Auch A.v. Humboldt (1769-1850), den Goethe sehr bewunderte und mit dem er vor dessen Reise nach Südamerika (1799-1804) in engem wissenschaftlichen Kontakt stand, führte während seiner Forschungsreisen meteorologische Untersuchungen durch. Er wollte einen Funktionszusammenhang zwischen Wettergeschehen und geographischen Gegebenheiten der Erdoberfläche herstellen. In Südamerika bestieg Humboldt am 23.6.1802 den Chimborasso bis etwa 5600 m und sammelte dabei grundlegende Informationen zur Pflanzengeographie und für seine Studien über die Schneegrenze. Wieder nach Europa zurückgekehrt hatte Humboldt mehrere Jahre zusammen L.J. Gay-Lussac (1778-1850) ein Zimmer in der École Polytechnique in Paris. Ihre gemeinsamen gasanalytischen Untersuchungen (1805-08) führten zu dem nach Gay-Lussac benannten Volumengesetz der Gase.

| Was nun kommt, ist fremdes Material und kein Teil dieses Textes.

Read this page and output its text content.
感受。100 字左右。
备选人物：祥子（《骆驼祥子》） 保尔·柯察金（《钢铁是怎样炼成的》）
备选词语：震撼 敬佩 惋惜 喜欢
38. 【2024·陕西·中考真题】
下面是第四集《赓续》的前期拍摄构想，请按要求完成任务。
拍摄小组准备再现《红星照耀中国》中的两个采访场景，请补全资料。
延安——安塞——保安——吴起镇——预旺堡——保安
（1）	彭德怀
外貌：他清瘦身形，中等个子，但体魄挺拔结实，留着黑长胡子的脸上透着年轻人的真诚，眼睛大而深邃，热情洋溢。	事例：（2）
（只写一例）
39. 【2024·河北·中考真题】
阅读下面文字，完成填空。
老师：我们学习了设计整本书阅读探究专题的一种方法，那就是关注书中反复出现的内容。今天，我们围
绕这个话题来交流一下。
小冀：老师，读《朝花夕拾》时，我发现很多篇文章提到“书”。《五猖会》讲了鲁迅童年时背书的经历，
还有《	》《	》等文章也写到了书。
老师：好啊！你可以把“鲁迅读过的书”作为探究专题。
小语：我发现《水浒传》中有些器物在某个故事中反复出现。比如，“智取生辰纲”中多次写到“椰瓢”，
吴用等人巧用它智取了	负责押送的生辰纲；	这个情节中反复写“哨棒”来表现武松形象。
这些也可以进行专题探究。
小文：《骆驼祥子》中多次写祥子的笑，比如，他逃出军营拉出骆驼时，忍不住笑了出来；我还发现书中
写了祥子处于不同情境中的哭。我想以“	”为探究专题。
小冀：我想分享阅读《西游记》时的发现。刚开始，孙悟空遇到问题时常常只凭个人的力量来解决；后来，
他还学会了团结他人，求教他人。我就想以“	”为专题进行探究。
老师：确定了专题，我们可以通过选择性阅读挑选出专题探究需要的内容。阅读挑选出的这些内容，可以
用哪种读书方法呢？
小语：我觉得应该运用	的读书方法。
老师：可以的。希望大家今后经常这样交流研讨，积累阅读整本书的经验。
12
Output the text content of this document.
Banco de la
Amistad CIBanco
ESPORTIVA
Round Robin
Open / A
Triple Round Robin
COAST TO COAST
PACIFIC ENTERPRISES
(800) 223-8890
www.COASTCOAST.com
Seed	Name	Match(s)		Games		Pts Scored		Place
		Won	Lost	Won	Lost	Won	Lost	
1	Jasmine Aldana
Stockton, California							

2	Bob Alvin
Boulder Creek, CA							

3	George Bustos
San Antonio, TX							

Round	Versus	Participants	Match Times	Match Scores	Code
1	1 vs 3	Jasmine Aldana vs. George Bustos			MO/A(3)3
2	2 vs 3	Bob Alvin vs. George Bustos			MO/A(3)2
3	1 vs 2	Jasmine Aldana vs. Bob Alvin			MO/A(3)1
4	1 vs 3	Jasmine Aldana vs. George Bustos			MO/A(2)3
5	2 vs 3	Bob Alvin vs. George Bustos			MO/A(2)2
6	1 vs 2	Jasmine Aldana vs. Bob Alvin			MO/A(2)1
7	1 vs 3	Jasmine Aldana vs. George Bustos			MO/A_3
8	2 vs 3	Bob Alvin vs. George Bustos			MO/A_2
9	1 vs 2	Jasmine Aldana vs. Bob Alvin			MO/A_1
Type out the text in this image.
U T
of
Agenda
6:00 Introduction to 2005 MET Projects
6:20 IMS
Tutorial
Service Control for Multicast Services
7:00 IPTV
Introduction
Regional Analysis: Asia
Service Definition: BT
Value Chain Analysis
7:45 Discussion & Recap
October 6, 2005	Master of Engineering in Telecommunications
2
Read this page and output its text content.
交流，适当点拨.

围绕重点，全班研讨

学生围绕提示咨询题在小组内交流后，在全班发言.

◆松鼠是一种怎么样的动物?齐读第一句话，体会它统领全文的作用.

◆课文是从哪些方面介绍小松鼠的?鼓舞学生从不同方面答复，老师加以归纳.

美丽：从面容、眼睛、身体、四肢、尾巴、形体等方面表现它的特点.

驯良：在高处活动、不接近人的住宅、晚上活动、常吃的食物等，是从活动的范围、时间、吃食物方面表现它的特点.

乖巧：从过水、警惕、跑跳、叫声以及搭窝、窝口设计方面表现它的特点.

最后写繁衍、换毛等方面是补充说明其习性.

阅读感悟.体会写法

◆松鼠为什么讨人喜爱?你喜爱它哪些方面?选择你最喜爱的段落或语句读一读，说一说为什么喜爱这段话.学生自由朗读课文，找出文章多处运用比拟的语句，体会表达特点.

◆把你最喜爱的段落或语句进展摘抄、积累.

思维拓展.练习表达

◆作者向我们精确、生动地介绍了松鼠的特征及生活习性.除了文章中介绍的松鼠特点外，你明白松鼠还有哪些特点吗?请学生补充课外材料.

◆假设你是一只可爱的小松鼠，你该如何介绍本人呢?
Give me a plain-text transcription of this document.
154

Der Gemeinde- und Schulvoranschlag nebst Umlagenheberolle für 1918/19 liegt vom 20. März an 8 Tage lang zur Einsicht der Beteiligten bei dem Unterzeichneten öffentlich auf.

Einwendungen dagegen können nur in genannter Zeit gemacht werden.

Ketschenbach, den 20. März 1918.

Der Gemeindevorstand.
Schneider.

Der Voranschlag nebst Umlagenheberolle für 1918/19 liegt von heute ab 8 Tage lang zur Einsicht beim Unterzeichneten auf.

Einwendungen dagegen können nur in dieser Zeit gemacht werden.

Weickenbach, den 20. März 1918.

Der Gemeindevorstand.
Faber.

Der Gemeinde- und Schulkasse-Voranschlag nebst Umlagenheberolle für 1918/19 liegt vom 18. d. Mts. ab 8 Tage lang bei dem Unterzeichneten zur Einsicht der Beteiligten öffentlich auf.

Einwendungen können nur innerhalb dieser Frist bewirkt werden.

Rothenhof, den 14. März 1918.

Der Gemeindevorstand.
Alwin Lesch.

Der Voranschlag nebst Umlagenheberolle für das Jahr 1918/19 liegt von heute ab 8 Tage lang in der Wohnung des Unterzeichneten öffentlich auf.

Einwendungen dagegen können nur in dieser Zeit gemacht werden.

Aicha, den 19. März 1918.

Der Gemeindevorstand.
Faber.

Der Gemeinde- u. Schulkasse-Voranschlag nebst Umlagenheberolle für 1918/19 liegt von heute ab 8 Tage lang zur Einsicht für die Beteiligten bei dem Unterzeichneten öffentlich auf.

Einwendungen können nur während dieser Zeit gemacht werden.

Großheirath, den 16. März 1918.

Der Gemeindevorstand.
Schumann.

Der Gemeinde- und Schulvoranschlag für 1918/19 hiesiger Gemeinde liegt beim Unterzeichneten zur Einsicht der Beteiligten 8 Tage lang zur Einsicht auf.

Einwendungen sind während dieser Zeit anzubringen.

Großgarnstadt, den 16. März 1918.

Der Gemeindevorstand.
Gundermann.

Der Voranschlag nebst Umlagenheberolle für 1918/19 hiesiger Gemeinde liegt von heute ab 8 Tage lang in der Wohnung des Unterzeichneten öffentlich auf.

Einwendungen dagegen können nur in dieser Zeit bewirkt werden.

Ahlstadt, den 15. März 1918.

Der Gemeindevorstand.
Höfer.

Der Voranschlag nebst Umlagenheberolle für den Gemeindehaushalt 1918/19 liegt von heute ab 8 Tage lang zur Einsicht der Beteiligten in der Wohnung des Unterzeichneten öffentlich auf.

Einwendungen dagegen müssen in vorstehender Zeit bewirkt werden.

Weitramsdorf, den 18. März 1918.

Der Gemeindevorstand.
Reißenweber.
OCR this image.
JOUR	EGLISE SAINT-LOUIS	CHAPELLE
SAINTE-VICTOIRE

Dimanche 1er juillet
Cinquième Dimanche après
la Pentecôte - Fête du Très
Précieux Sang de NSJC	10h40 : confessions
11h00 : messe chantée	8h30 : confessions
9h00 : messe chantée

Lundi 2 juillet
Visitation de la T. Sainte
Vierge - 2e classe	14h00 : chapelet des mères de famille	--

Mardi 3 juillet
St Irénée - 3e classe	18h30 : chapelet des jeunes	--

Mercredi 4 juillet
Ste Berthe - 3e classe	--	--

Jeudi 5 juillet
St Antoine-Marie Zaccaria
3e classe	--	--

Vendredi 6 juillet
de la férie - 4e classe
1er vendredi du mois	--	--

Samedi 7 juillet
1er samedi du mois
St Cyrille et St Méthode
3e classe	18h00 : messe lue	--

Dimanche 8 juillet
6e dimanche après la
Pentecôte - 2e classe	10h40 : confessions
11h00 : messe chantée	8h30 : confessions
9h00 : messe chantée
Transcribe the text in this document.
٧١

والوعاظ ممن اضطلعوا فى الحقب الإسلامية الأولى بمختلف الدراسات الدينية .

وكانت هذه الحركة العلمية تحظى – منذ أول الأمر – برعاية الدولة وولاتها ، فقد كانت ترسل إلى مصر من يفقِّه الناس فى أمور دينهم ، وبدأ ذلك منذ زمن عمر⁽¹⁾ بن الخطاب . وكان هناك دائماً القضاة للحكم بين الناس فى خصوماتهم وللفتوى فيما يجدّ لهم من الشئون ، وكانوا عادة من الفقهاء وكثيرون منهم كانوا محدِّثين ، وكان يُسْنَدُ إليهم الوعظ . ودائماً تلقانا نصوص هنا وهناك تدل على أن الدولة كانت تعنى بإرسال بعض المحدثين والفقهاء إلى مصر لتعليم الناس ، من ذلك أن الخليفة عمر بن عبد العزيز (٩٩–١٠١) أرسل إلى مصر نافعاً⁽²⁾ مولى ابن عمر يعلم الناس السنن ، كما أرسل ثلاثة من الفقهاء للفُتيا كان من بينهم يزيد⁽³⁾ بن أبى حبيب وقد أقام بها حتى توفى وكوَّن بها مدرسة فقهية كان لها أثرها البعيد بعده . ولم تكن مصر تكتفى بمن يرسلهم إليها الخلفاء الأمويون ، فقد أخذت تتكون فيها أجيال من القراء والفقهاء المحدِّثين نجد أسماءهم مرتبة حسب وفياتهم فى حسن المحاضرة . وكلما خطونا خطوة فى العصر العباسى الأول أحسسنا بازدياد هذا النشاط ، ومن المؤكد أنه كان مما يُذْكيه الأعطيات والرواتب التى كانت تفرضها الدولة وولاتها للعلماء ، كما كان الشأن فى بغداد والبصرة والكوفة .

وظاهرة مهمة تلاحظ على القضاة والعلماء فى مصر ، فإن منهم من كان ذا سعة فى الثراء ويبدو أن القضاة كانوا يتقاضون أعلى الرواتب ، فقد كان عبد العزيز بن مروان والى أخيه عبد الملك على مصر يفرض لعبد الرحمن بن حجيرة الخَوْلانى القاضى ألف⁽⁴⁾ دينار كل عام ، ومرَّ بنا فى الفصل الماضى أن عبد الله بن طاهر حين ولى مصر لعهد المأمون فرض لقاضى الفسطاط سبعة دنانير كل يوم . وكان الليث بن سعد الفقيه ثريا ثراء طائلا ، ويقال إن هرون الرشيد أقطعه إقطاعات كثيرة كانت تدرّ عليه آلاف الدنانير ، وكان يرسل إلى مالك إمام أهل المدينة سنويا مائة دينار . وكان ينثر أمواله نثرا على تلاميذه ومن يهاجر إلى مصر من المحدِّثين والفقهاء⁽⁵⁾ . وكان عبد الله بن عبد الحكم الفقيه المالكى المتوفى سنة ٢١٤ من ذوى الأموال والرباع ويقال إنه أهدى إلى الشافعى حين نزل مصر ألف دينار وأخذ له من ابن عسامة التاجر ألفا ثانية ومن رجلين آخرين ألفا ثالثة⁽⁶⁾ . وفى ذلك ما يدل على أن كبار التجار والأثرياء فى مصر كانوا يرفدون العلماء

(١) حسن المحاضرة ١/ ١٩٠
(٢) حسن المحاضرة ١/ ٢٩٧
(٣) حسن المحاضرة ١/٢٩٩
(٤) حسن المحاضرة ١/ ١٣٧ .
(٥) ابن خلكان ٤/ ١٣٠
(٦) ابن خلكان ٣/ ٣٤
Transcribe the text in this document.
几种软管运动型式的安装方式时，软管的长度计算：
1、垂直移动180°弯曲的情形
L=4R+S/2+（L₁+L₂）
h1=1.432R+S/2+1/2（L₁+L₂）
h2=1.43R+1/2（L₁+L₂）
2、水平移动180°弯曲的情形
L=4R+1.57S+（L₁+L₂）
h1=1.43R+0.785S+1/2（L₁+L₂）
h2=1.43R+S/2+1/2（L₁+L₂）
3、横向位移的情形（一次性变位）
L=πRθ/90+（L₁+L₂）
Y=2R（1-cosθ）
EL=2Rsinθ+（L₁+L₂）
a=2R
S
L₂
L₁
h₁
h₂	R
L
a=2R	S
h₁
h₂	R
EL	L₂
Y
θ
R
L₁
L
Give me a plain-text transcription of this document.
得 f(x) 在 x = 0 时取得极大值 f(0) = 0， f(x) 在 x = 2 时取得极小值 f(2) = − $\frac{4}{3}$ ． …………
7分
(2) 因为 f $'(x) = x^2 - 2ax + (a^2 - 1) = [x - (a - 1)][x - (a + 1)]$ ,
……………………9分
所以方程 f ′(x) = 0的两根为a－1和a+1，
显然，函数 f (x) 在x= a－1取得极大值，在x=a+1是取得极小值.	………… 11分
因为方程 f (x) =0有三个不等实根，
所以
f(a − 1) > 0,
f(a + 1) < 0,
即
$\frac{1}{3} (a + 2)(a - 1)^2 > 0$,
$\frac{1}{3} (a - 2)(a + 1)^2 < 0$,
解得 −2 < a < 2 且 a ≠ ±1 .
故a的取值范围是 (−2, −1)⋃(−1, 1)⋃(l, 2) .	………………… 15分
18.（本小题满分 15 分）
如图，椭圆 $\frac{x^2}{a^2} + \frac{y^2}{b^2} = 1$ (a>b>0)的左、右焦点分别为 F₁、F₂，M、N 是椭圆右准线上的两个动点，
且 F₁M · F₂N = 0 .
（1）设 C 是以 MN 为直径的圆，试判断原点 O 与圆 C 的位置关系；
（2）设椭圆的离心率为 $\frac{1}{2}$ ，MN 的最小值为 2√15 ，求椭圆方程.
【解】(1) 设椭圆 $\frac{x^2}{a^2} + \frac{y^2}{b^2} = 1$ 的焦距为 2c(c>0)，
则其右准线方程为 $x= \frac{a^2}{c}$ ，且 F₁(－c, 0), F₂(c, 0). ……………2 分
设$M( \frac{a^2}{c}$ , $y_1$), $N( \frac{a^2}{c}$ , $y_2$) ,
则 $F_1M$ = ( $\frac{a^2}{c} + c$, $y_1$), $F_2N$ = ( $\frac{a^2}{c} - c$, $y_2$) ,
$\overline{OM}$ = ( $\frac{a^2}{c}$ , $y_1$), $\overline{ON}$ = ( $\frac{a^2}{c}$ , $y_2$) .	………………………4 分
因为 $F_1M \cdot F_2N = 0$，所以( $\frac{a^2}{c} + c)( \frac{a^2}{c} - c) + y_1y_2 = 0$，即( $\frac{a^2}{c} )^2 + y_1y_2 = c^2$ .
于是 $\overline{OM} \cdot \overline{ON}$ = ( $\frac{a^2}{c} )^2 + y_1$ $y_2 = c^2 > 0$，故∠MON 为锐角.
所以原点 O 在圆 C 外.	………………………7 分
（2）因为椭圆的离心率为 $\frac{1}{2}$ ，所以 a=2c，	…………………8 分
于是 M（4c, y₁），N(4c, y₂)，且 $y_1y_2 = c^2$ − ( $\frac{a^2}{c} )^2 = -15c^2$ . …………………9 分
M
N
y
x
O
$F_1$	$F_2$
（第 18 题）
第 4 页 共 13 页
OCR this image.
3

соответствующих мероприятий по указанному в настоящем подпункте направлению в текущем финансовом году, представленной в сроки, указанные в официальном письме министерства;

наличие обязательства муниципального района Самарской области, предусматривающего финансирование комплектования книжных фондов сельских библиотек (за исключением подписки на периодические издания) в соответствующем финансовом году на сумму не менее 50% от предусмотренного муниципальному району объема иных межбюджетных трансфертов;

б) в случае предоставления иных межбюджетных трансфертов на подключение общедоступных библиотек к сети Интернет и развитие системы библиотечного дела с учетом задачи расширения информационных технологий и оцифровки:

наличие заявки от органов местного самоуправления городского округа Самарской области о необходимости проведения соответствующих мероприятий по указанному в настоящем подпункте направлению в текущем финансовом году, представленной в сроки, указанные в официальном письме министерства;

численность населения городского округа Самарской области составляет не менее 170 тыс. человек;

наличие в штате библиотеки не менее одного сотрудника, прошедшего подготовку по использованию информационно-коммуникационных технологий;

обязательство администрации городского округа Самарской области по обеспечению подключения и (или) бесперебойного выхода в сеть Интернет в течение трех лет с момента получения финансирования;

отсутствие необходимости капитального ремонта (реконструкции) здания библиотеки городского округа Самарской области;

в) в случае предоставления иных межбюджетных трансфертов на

Der Ballonaufstieg von Gay-Lussac und J.B. Biot (1774-1862) am 24.8.1804 war ein bahnbrechendes Experiment. Sie stellten fest, daß die Temperaturabnahme bis 3900 m Höhe geringer war als bislang angenommen. Verläßlichere Angaben machte Gay-Lussac mit verbesserter Instrumentierung während seines Rekordfluges am 16.9.1804, der bis über 7000 m hinaufging. Aus Luftproben dieses Fluges bestimmte er den Sauerstoffgehalt mit 21,49 %.

Die Abstraktion der meteorologischen Daten fand zunächst in Mittelbildungen und in tabellarischen Auflistungen statt, die später in verschiedenen Abbildungen dargestellt wurden. Zunächst entwickelte Humboldt 1817 mit ergänzten Daten der Palatina eine Isothermenkarte, die er an die Darstellung der magnetischen Deklination aus dem Jahr 1701 anlehnte. Er gab damit erstmals ein Abbild des "realen Klimas", das vom bisher angenommenen "solaren Klima" abwich. Daraus leitete Humboldt später seine Klimadefinition ab. Insbesondere führte Humboldts Abstraktion der Meßergebnisse zu einer Wende in der Meteorologie, indem er die theoretischen Vorstellungen der Realität anpaßte.